A segunda versão foi submetida a um pré-teste com cinco pacientes, e constatou-se que eles apresentaram dificuldades para responder às questões abertas.
No quadrante 1, que continha uma pergunta aberta sobre o que o profissional compreendeu dos seus sentimentos, obtiveram-se respostas muito vagas (“compreendeu bem”, “compreendeu que há algo errado”, “que precisava de consultar”). No quadrante 2, os pacientes tiveram dificuldade de responder sobre suas necessidades e desejos. No quadrante 3, notou-se dificuldade em definir o sentimento. No quadrante 4, os pacientes limitavam-se, com frequência, a abordar somente a questão biomédica da saúde.
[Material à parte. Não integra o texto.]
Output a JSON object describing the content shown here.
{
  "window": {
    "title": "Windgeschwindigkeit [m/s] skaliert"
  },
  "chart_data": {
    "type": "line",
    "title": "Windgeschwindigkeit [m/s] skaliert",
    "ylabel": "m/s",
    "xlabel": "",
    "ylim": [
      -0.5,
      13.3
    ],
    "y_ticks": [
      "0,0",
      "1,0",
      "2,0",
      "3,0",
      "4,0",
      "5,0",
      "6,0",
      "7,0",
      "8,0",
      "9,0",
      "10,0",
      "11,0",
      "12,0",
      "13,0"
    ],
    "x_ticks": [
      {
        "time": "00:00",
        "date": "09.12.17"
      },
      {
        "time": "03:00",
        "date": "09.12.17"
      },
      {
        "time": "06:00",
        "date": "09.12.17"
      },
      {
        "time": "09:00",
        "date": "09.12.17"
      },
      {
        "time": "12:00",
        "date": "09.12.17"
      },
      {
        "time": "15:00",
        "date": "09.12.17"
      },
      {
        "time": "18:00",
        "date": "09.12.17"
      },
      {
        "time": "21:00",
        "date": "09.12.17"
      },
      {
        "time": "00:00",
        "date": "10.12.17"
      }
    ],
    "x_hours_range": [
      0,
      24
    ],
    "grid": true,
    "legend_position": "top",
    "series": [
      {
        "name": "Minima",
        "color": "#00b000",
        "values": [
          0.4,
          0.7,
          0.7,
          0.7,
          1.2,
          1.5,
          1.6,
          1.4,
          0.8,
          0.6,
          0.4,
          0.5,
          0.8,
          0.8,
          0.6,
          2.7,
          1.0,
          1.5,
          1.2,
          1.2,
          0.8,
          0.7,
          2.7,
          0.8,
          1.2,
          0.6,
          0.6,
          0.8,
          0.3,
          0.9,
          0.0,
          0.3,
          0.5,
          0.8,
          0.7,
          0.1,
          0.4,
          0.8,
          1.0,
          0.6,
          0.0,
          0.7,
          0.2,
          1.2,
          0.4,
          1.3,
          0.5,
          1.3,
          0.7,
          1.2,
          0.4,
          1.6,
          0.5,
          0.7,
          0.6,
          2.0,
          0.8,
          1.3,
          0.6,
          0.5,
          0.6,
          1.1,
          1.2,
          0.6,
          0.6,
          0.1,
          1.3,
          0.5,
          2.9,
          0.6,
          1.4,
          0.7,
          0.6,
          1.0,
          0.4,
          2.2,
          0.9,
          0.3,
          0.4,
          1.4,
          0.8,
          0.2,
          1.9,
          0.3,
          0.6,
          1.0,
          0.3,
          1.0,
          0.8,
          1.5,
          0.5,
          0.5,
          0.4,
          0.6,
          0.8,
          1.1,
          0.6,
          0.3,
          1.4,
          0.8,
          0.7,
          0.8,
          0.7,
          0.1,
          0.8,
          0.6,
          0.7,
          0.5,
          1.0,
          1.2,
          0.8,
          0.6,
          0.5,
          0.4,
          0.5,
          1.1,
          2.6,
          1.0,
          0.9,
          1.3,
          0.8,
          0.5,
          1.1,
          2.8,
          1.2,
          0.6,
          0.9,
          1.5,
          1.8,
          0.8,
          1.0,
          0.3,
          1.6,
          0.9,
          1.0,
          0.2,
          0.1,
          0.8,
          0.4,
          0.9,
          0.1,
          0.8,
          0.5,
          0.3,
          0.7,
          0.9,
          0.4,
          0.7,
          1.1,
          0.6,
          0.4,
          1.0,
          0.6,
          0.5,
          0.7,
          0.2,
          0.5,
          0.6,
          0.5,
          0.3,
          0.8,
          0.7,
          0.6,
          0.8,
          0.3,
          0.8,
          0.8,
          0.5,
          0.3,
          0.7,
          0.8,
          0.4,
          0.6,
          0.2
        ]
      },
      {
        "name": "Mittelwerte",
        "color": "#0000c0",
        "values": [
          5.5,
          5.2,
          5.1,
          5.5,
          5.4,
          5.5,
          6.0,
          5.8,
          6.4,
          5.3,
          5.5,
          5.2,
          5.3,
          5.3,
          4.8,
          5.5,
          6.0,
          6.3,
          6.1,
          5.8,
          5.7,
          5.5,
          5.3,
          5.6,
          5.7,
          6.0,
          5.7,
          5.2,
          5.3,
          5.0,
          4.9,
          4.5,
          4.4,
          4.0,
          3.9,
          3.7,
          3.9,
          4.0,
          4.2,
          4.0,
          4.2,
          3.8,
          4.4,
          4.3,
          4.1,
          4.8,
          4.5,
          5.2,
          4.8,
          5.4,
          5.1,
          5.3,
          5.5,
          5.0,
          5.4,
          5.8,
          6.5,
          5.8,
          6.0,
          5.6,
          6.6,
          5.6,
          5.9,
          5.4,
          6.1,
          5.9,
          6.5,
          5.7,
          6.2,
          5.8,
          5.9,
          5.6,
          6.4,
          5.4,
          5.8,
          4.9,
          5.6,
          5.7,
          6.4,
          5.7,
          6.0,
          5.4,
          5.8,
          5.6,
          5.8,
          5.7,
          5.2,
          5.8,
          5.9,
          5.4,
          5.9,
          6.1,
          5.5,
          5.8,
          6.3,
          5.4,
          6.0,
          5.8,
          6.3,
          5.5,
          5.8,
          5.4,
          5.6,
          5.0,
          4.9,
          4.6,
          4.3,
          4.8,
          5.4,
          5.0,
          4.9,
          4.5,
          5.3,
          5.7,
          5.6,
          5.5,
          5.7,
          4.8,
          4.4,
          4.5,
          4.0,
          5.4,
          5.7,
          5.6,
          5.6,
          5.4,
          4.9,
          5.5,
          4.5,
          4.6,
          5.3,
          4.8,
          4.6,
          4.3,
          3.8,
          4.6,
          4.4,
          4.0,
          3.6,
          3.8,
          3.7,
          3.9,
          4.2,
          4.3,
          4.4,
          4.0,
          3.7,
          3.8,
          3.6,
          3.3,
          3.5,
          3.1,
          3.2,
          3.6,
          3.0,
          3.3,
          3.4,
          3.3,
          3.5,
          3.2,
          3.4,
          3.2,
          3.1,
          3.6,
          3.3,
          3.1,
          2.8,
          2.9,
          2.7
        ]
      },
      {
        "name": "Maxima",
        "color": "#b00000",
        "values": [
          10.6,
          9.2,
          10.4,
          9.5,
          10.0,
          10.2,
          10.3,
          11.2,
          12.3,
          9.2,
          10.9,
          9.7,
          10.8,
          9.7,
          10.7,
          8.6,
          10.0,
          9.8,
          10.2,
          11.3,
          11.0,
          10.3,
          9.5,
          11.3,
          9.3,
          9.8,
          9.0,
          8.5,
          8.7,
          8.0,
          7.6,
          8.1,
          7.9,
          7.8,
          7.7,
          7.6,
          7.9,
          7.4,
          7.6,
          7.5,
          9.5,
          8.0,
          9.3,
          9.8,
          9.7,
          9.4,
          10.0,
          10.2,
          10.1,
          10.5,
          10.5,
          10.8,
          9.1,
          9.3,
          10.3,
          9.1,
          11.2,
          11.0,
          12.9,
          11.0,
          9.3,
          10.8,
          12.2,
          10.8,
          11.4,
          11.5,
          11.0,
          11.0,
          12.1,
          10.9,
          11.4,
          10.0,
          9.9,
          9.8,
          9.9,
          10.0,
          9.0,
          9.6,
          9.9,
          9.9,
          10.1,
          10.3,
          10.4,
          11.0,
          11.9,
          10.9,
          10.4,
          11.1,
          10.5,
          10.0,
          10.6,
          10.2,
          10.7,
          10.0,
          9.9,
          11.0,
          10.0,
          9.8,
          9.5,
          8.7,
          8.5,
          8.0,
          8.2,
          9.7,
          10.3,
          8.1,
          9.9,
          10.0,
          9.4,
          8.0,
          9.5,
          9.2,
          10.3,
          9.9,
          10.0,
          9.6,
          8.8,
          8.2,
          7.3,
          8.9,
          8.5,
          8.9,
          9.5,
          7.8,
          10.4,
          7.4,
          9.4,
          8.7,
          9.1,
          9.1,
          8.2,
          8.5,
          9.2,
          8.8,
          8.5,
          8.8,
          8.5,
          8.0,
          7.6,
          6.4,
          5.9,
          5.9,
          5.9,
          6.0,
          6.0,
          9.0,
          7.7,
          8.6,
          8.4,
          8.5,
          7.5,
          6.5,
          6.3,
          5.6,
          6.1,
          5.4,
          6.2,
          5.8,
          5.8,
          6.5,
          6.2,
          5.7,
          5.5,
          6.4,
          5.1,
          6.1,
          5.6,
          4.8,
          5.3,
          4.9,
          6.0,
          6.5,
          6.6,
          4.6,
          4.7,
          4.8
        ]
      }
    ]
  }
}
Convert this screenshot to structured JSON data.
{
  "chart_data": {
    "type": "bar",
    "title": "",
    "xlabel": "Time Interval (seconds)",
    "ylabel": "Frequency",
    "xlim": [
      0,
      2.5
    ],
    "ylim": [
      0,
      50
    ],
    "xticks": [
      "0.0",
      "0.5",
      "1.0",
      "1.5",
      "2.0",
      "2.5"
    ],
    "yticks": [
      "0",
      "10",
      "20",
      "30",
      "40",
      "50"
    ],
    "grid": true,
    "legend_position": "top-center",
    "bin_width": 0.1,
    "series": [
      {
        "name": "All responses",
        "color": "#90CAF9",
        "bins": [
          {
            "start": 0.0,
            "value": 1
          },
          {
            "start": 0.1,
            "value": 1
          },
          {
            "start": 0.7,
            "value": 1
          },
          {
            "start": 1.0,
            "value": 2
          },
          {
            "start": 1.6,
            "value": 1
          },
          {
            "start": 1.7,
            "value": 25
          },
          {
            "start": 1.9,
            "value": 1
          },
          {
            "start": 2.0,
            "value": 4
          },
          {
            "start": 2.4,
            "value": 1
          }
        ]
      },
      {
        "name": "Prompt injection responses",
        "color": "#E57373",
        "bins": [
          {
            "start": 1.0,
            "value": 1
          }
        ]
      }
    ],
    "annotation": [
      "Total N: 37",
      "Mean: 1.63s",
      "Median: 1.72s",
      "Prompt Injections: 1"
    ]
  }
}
Assim, após reunião entre os pesquisadores, optou-se por modificar o desenho do instrumento, que passou a ter os quadrantes ordenados por linhas em vez de colunas. A instrução foi modificada com o intuito de esclarecer melhor o objetivo do instrumento e a maneira de preencher. As respostas foram modificadas de abertas para respostas fechadas, para facilitar o preenchimento pelo paciente. As alterações encontram-se descritas no Quadro 2.
Quadro 2 Alterações do MES-PP (versão 2) após pré-teste com os pacientes.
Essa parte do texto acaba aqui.